「お帰り、マイケル!」

「ただいま!」



僕が帰ると、家族はいつも異常な程、歓迎してくれる。
そんな皆の顔を見てたら、都会にいることがなんだか悪いことみたいに思えてくるけど……
だけど、やっぱり都会は面白い。
都会に住み始めてかれこれ一年が経つけど、慣れて来たせいか、最近はなおさら面白いと感じるようになって来てるんだ。
最初の頃は驚きの方が大きくて、あたふたすることばかりだったけど、僕にもようやく余裕が出て来たってことかな。




「マイケル…今年のかぼちゃは特に出来が良いのよ。」

「収穫量も去年よりずっと多いんだ。」



夕食を囲みながら、僕達は他愛ない会話を交わした。

僕の家の農場にはとても広いかぼちゃ畑があって、ハロウィンの時期にはいつも近所にかぼちゃを配るのが習わしだった。
みんな、それを使ってかぼちゃのランタンを作るんだ。

それにしても、食事の時だけはやっぱりこっちが良いなと思う。
一人っきりの食事は簡単なものか、外食だから。
おばあちゃんも母さんも料理はとてもうまいし、みんなで食卓を囲むこの雰囲気はやっぱりどんなに素敵なレストランよりも居心地が良い。



「……あれ?
そういえば、アレクは?」

「さぁ…あの子はしょっちゅう外に出掛けてるから……
そのうち戻って来るわよ。

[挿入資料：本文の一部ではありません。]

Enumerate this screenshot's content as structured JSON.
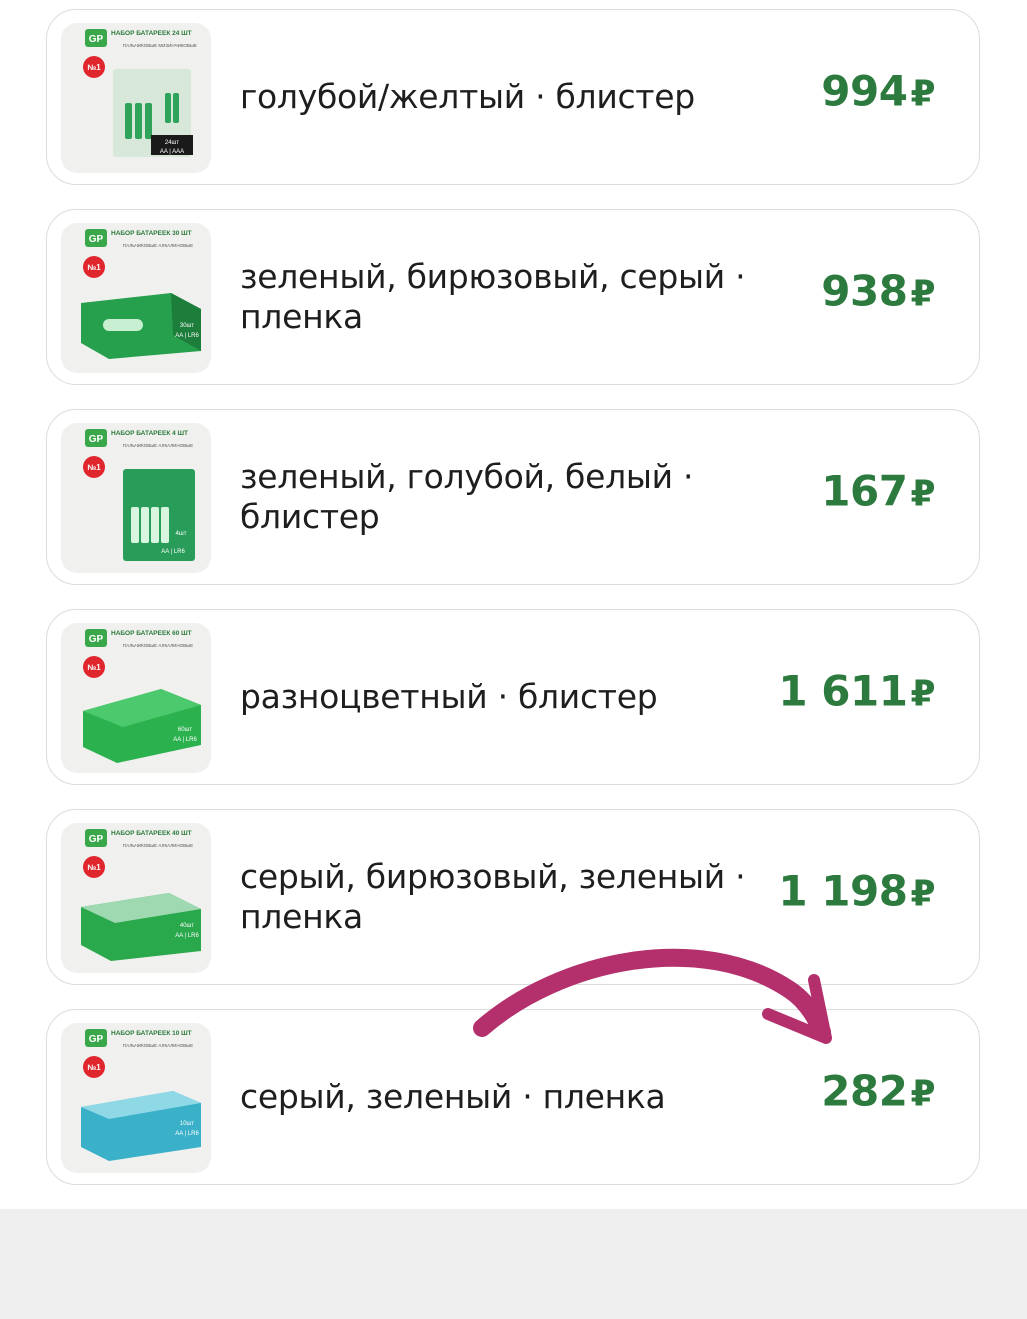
{
  "products": [
    {
      "title": "голубой/желтый · блистер",
      "price": "994",
      "currency": "₽",
      "pack_title": "НАБОР БАТАРЕЕК 24 ШТ",
      "pack_sub": "ПАЛЬЧИКОВЫЕ МИЗИНЧИКОВЫЕ",
      "pack_count": "24шт",
      "pack_type": "AA | AAA"
    },
    {
      "title": "зеленый, бирюзовый, серый · пленка",
      "price": "938",
      "currency": "₽",
      "pack_title": "НАБОР БАТАРЕЕК 30 ШТ",
      "pack_sub": "ПАЛЬЧИКОВЫЕ АЛКАЛИНОВЫЕ",
      "pack_count": "30шт",
      "pack_type": "AA | LR6"
    },
    {
      "title": "зеленый, голубой, белый · блистер",
      "price": "167",
      "currency": "₽",
      "pack_title": "НАБОР БАТАРЕЕК 4 ШТ",
      "pack_sub": "ПАЛЬЧИКОВЫЕ АЛКАЛИНОВЫЕ",
      "pack_count": "4шт",
      "pack_type": "AA | LR6"
    },
    {
      "title": "разноцветный · блистер",
      "price": "1 611",
      "currency": "₽",
      "pack_title": "НАБОР БАТАРЕЕК 60 ШТ",
      "pack_sub": "ПАЛЬЧИКОВЫЕ АЛКАЛИНОВЫЕ",
      "pack_count": "60шт",
      "pack_type": "AA | LR6"
    },
    {
      "title": "серый, бирюзовый, зеленый · пленка",
      "price": "1 198",
      "currency": "₽",
      "pack_title": "НАБОР БАТАРЕЕК 40 ШТ",
      "pack_sub": "ПАЛЬЧИКОВЫЕ АЛКАЛИНОВЫЕ",
      "pack_count": "40шт",
      "pack_type": "AA | LR6"
    },
    {
      "title": "серый, зеленый · пленка",
      "price": "282",
      "currency": "₽",
      "pack_title": "НАБОР БАТАРЕЕК 10 ШТ",
      "pack_sub": "ПАЛЬЧИКОВЫЕ АЛКАЛИНОВЫЕ",
      "pack_count": "10шт",
      "pack_type": "AA | LR6"
    }
  ],
  "brand_logo": "GP",
  "badge_text": "№1",
  "colors": {
    "price": "#2d7a3f",
    "arrow": "#b3306c",
    "brand_green": "#3aa84a",
    "badge_red": "#e0262d"
  }
}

」



アレクっていうのは、飼い猫の名前なんだ。
ビロードみたいになめらかな漆黒の毛色をした猫で、僕がまだ子供だった頃に拾った猫なんだ。
ただ、黒猫っていうのが微妙な問題で…
しかも、僕がアレクを拾ったのがハロウィンだったのがまずかった。
おじいちゃんやおばあちゃんは、アレクを魔女の使いだと言って飼う事を反対した。
僕は、飼ってくれないなら家出をするって大いにごねて……
おじいちゃん達は僕にとても甘かったから、渋々折れて、結局、飼う事を許してもらえたんだけど…不思議なことに、アレクが来てからうちにはなにかと良いことが続いたんだ。
作物の実りが良くなったり、休ませてた土地から温泉が湧き出したり、屋根裏に放置されてたガラクタの中から、お宝がみつかったり……
黒猫っていうのは、不運の使者として考えられたり幸運の使者にとられたりっていう曖昧なものだから、おじいちゃん達はいつしかアレクのことを魔女の使いなんてことは言わなくなり、可愛がってくれるようになったんだ。